Thursday, June 21, 2018

AFP, cops seek to defer delisting of 7 Igorots from terrorist list

From the Philippine News Agency (Jun 20): AFP, cops seek to defer delisting of 7 Igorots from terrorist list

The Regional Development Council (RDC) in Cordillera is deferring action on a proposed resolution seeking the removal of seven Igorots from the terrorist list of the Department of Justice (DOJ), pending the written recommendation of the intelligence agencies in the region.

The Philippine National Police (PNP), Philippine Army, National Intelligence Coordinating Agency (NICA), and other intelligence agencies in Cordillera convened on Monday evening to discuss the issue, National Economic Development Authority (NEDA) regional director Milagros Rimando, who co-chairs the RDC, told the Philippine News Agency (PNA) on Wednesday.

“They convened and discussed with intelligence personnel before they can clarify in writing their stand in relation to the RDC-RPOC passing a similar resolution. We hope to get their recommendation at the soonest, so that we can schedule a special meeting,” she said.

Following their Monday meeting, the heads of the 5th Infantry Division (51D) and the Police Regional Office Cordillera (Procor) requested the RDC to delay the recommendation on the delisting of the seven Igorots from the DOJ's terrorist list.

5ID commander Maj.
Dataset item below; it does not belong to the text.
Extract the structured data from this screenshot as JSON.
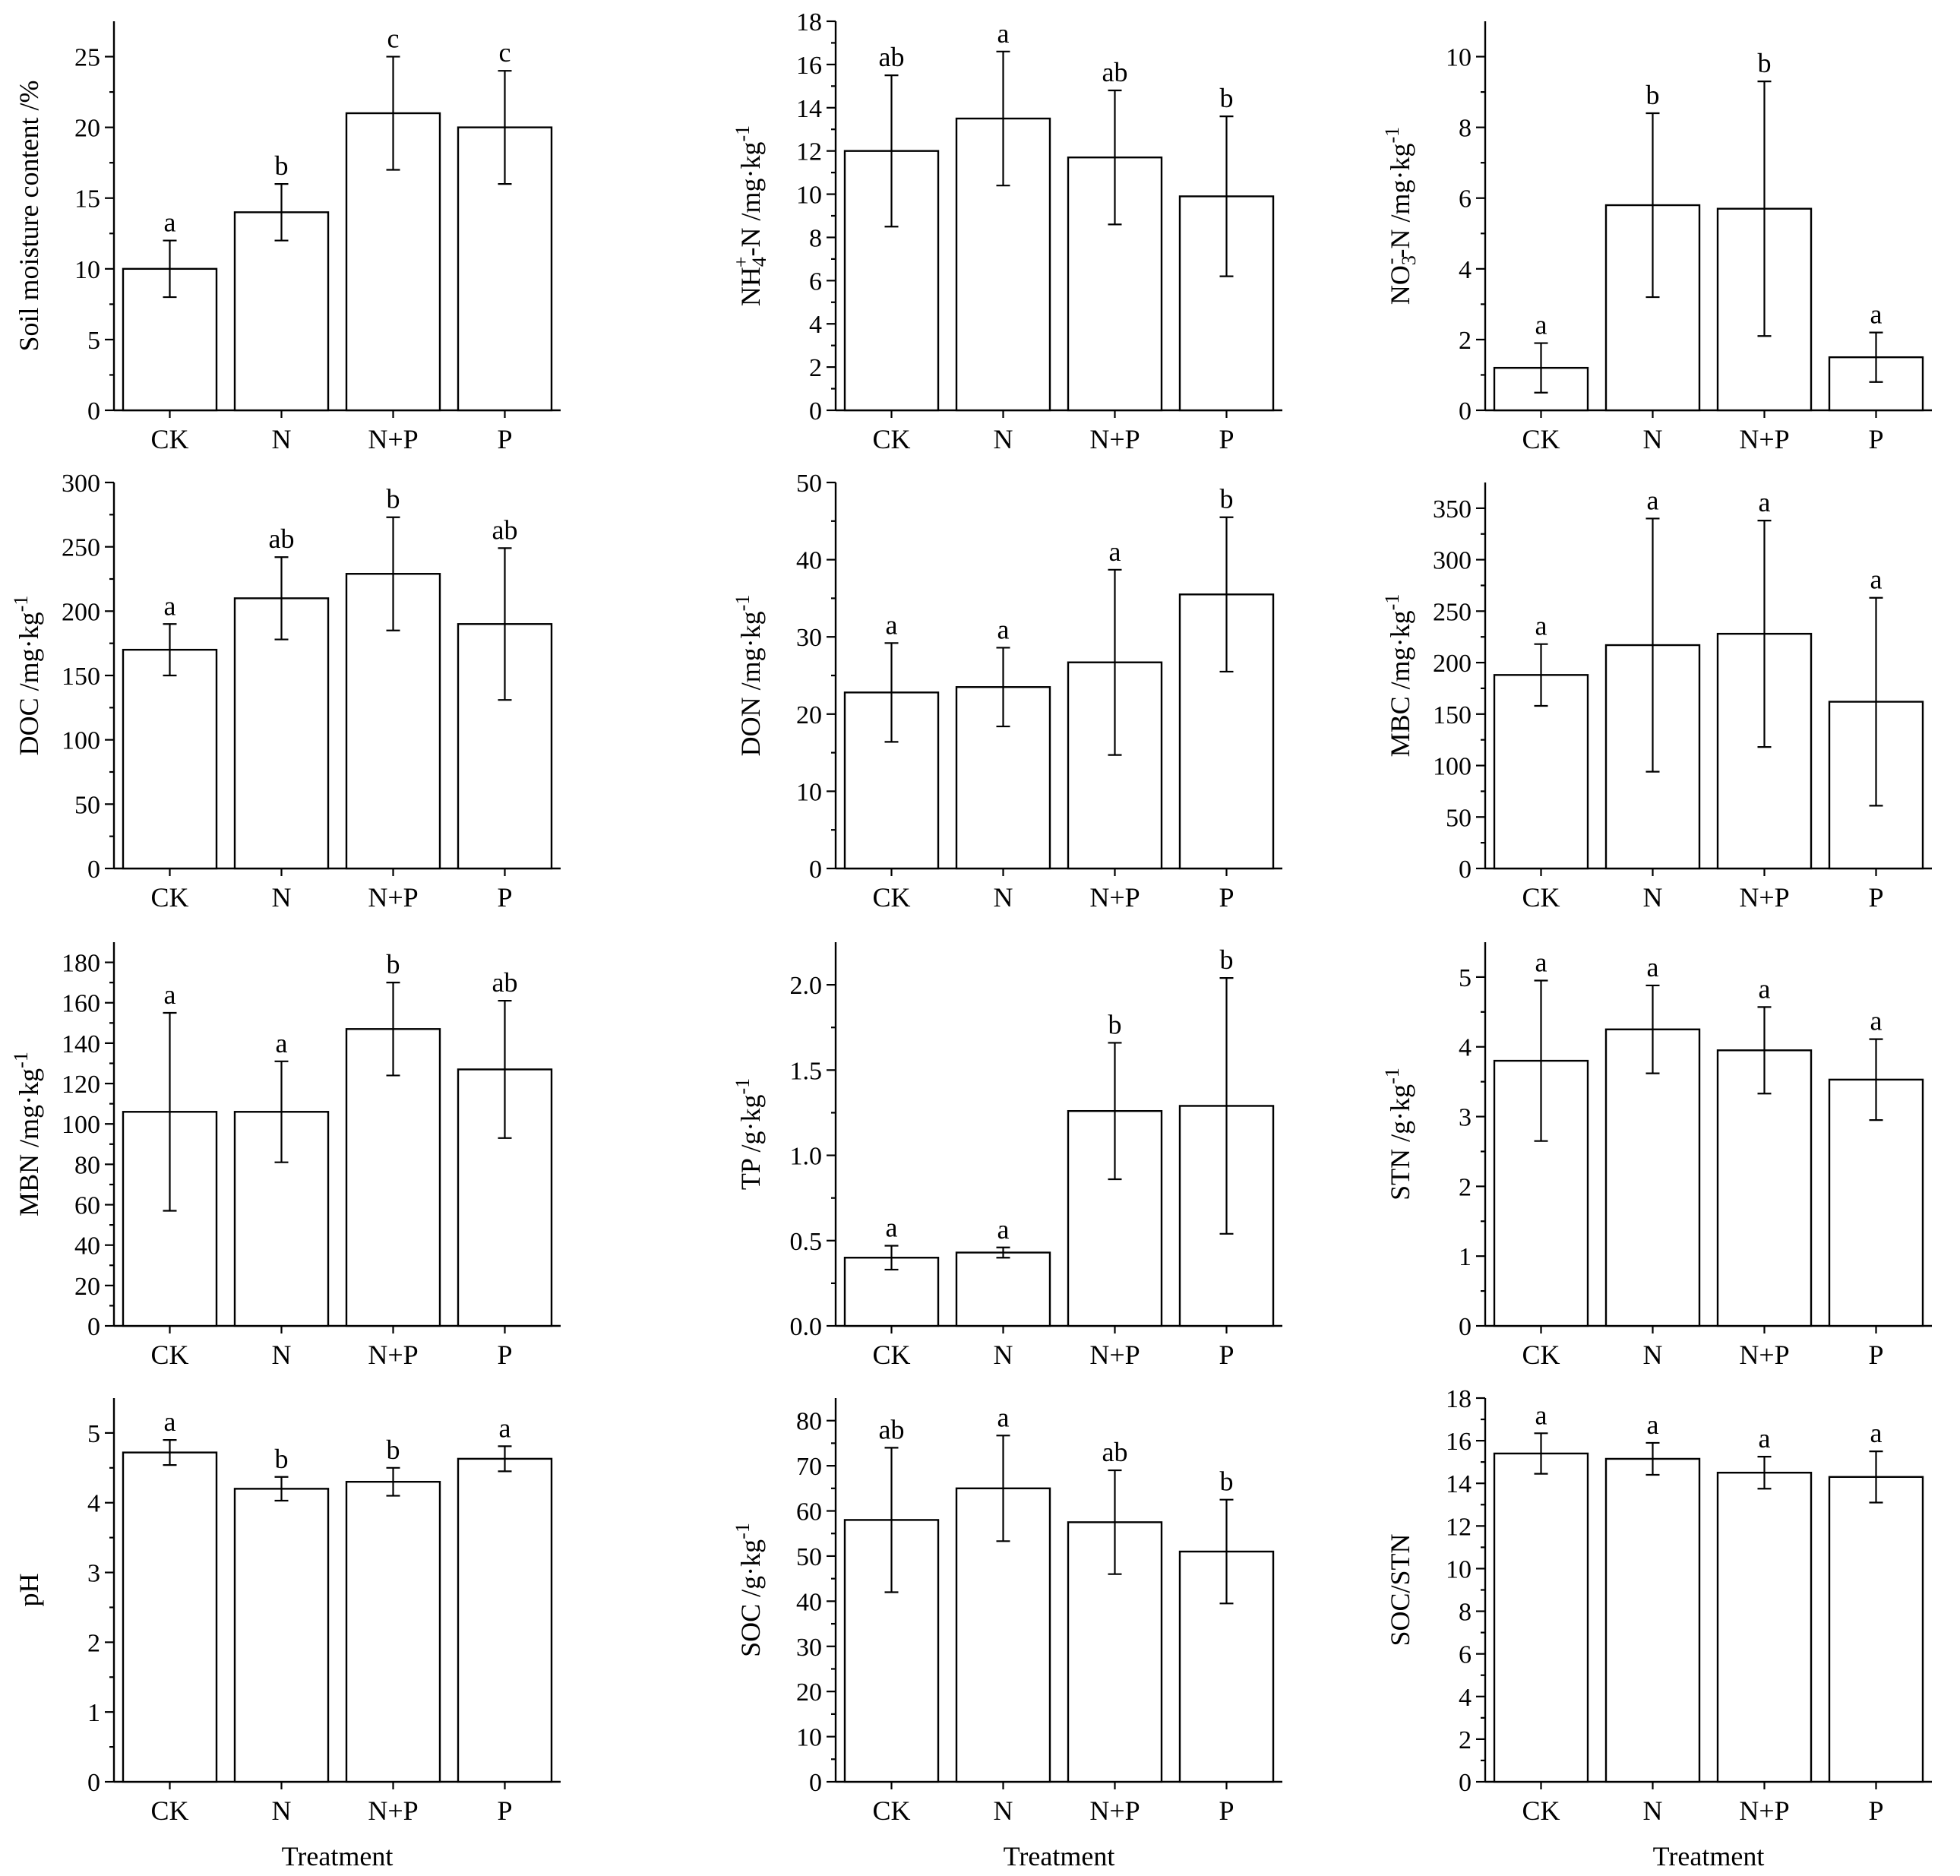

Gen. Perfecto Rimando and Procor regional director Chief Supt. Rolando Nana both sought to communicate first with the DOJ to find out the reason for the seven Cordillerans' inclusion in the terrorist list, which named 600 persons in all.

The seven Cordillerans, including a United Nations Special Rapporteur on the Rights of Indigenous Peoples, Victoria “Vicky” Tauli-Corpuz, are on the DOJ list of alleged officers and members of the communist groups.

The six others are human rights lawyer Jose Molintas, Joanna CariƱo, Windel Farag-ey Bolinget, Sherwin De Vera, Beverly Sakongan Longid, and Jeannette Ribaya Cawiding.

“They could not have been tagged as terrorists without a reason. We want to know why they were branded as such. We hope to study further,” Rimando said.

The police official said tagging people involves certain mechanisms and due diligence is needed before recommending a deletion of their names.

“There should be a mechanism and supporting detail why we will recommend their delisting,” he said.

The officials said it is not easy to tag a person as a terrorist and is even more difficult to delist him or her.

Earlier, the Baguio City Council approved a resolution seeking the deletion of the seven Igorots' names from the terrorist list. A similar resolution was also passed by Sagada in Mountain Province.

Mountain Province provincial administrator lawyer Amador Batay-an added that the tagging affects the whole region, thus the need to immediately act on it.

“It puts not only some provinces but the region in a bad light to be declared that there are some terrorists coming from our region. While it is true that there are some activists, these are not terrorists, they are fighting for rights of their people but they are not terrorists. To equate activism with terrorism is also unfair to those who are fighting for the rights of their brothers and sisters in the Cordillera,” Batay-an said.